We hiked this one in reverse, from north to south. Major Tom and Silent Cougar brought
MJ and ZMan along this time. It was an unseasonably warm day in mid-January, a holiday in honor of Martin Luther King. We started at Lake Skannatati, from which we had hiked north on the Long Path so many times. This time we went the opposite way, into terra incognita.

Across Seven Lakes Drive, we traversed the bridge over the outlet from Lake Askoti. Melting ice fed a lively stream below us, tumbling down into Skannatati. Hiking steadily uphill, we dodged a barrage of snowballs from the middle school generation. Over the ridge and down, across route 106 into a mystical realm of musical streams and silent sentinels.

Out of a marsh flowed a stream, swirling past rounded boulders and echoing under shells of ice. We sat there in silence for some time, emptying our minds, and filling them with ancient watery melodies. Deep wooden-timbred chimes, rhythms unbounded by any human obsession with beats and measures, music in no hurry because it was not limited by human lifespans. The stream seemed as interested in us as we were in it. Curious and humorous and talkative, bouncing around the silent, still humans. Magical.

Two larches stood naked, watching over the spot where the marsh waters gathered for their plunge downstream. Fragments of ice sculpted into fantastic shapes were re-fashioned as they slowly melted before our eyes. It was hard to leave this place.

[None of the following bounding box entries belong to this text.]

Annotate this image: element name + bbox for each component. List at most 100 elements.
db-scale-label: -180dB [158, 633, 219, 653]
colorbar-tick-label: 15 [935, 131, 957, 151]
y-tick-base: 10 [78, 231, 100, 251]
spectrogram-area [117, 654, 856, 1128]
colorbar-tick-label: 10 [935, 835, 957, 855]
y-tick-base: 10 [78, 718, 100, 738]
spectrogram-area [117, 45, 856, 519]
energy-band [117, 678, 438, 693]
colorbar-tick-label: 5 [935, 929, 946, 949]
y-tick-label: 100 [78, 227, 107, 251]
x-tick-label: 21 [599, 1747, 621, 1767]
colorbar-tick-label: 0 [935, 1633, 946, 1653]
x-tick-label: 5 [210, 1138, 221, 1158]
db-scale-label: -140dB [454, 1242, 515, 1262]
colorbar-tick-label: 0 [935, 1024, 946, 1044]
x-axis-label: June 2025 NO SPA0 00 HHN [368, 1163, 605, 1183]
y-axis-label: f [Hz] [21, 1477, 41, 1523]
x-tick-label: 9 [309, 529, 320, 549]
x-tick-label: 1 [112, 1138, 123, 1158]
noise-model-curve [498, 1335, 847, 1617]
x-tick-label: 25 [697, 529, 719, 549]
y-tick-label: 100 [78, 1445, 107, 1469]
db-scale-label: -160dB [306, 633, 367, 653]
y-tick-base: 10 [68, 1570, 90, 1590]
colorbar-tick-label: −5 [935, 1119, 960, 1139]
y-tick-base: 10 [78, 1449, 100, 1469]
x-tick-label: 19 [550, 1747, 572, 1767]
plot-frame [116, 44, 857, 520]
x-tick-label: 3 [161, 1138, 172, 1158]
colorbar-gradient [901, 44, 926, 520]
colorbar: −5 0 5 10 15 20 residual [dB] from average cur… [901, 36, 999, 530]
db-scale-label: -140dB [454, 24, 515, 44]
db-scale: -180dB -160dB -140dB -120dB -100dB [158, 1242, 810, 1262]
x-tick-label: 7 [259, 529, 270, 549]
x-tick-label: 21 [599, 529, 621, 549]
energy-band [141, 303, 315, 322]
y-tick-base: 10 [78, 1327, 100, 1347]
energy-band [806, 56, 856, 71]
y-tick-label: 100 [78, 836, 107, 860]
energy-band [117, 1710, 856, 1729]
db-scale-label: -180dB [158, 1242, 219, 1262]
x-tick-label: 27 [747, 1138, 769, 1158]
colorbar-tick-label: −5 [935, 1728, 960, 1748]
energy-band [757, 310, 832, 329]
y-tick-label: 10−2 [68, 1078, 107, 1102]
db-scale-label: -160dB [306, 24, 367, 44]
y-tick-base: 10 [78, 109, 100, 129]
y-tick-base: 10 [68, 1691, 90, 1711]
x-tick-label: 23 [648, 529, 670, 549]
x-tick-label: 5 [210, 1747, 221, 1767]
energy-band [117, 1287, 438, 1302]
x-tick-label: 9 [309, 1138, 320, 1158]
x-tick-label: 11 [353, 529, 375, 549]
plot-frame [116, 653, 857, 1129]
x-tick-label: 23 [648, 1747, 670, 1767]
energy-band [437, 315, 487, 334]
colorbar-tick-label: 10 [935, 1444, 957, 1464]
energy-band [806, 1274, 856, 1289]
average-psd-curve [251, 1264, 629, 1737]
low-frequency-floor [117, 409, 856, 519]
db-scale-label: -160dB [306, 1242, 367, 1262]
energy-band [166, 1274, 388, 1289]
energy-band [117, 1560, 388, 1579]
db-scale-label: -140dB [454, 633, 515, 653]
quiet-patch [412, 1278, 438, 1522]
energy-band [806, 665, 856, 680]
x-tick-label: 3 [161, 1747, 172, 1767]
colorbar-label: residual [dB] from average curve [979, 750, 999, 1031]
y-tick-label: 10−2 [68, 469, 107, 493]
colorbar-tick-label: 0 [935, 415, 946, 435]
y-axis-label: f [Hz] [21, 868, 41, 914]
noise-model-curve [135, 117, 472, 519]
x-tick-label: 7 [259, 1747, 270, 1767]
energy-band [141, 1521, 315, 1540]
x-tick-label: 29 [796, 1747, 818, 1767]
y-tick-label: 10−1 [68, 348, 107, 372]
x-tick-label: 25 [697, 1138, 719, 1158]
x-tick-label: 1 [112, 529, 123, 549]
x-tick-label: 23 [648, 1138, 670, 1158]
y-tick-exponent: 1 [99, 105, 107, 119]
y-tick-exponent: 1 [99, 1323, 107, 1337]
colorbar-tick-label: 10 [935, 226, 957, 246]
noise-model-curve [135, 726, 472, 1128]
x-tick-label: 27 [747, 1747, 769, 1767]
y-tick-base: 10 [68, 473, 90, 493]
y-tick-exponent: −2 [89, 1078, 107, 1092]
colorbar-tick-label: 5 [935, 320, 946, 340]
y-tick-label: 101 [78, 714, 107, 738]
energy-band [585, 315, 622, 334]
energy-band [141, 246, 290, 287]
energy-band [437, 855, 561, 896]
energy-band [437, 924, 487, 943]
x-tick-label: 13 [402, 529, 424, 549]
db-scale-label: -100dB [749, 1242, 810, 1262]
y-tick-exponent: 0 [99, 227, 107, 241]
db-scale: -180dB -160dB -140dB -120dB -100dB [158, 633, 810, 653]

We forged onward and upward, through a mile of mountain laurel. The path was a twisting river itself, the gnarled laurel trunks surrounding us like silent sentinels. We started at the bottom of a bowl, surrounded by a rim of hills. We crested the rim, and dove into a new valley. There was a powerful sense of eyes watching us. We waited in silence, but our hidden friends stayed out of sight. Perhaps it was the laurels, rooted in one spot, but spreading messages through their roots, like electricity. Up and up and up, we entered a new world, the remains of a farm. There were walls, and huge maples that had grown in open fields. The place felt warm and friendly, as if the ruins held no grudge against the race that left them to the forces of freeze and thaw.

Down again, along the old farm road, where countless hooves had once beaten a rhythm of their own. Enormous trees with spreading limbs and giant boles. Across Lake Welch Drive, near the intersection of Johnsontown Road. The Long Path took wild swerves around hills and marshes. Here the birds took a great interest in us, flitting around from thicket to thicket. We talked about them, and they talked about us. Good-natured and welcoming, but always keeping their distance. We were not the most important thing in their day. Insects to catch and seeds to crack.

Where the Long Path turned right, we turned left and emerged from the woods at the church of St. Johns in the Wilderness. A beautiful spot filled with childhood memories. A gentle transition back to a man-made landscape. Trees and stones had been turned into buildings, but very much resembling their wild cousins in the hills and forests. A happy place to end a powerful experience with nature.